À la barre d'un Wauquiez Centurion 48 S, une sensation de puissance se fait sentir, de plus en plus vive au fil des milles, témoignant de ses capacités nautiques. Le Centurion 48 S, avec son tirant d'eau standard de 2,50 m, peut également être configuré avec une quille à bulbe à ailette permettant de descendre à 1,80 m, un plan d'eau cohérent pour combiner tenue en mer et accès aux mouillages, comme c'est le cas pour le modèle de 1997 mentionné dans l'annonce de vente. Ce voilier hauturier de grande croisière est conçu pour des navigations exigeantes.

À vitesse de croisière, le Centurion 48 S atteint confortablement 8 nœuds et dépasse les 9 nœuds au régime maximal. Par rapport à la vitesse critique, qui est de 8,5 nœuds, la puissance est donc bien dimensionnée, assurant une propulsion efficace et fiable. Le niveau sonore enregistré est également dans la moyenne, à l'exception des cabines arrière où la transmission V Drive peut transmettre quelques vibrations à haut régime. Le compartiment moteur est quelque peu comprimé, mais les grandes trappes d'inspection facilitent relativement l'intervention pour l'entretien.

La légèreté de la roue sous le talon est la première chose qui frappe, grâce aux volumes équilibrés de la coque, à quoi s'ajoute l'effet des bagues auto-alignantes et de la transmission par bielle du gouvernail, offrant une direction réactive et précise.

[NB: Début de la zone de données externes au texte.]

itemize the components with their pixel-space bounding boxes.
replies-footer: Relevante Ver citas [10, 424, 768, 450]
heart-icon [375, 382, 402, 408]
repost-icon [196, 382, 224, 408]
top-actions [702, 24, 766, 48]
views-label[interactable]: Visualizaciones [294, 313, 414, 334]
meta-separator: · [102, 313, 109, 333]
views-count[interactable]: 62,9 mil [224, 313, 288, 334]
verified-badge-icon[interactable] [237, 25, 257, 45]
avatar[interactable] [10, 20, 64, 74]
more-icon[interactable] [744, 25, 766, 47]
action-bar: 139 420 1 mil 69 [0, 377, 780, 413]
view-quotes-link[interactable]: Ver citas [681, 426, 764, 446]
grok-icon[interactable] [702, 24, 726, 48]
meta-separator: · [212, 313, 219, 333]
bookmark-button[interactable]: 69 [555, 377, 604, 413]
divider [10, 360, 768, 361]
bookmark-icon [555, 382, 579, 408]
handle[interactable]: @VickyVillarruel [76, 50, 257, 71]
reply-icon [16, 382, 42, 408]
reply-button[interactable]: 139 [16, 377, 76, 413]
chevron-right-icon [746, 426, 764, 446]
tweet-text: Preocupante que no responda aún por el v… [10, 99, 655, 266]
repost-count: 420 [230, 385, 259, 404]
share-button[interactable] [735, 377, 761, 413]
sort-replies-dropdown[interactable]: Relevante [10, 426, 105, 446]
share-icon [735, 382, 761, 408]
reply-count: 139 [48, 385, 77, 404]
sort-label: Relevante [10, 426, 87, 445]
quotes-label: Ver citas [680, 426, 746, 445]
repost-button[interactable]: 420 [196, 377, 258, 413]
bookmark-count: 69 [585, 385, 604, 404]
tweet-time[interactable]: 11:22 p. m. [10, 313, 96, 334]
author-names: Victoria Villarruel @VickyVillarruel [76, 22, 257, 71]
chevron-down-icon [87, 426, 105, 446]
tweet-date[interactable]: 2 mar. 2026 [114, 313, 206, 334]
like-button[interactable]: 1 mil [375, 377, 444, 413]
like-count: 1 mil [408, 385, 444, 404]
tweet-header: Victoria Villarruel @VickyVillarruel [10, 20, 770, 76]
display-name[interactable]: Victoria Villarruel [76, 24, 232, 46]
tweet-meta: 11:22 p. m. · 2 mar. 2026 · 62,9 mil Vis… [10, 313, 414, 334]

Par vents moyens, l'allure préférée du Centurion 48 S semble être le près, où il met à profit sa grande raideur à la toile, lui permettant de naviguer sous voilure pleine avec une assiette très stable. Comme tous les déplacements moyen-lourds, il a tendance à "s'asseoir" à l'arrière sans spi, mais il suffit d'un léger abattement de quelques degrés pour retrouver immédiatement une bonne allure. Ce bateau, fait pour naviguer, combine confort et performances, grâce à des manœuvres facilitées et une sensation de confiance accrue.

Équipements et Systèmes Techniques : Adapté à la Croisière Hauturière

Un Wauquiez est conçu pour les voiliers hauturiers faits pour naviguer, et le Centurion 48 S en est un exemple éloquent. Les capacités de son modèle de 1997 sont adaptées à la croisière au long cours, avec 900 litres d'eau douce, 360 litres de carburant et 60 litres d'eaux noires, garantissant une autonomie appréciable pour les longues traversées. L'eau et le carburant sont en abondance, bien que l'emplacement du réservoir de carburant à l'avant soit parfois sujet à discussion.

Le système électrique est complet et bien pensé, avec 270 Ah de batteries 24 volts pour les services et 200 Ah de batteries 12 volts pour le moteur, chacun équipé d'un alternateur et d'un chargeur de batteries dédié, assurant une gestion énergétique robuste et fiable. Les manœuvres sont facilitées grâce au foc auto-vireur et aux winchs primaires rentrés, renforçant encore la simplicité d'utilisation du bateau.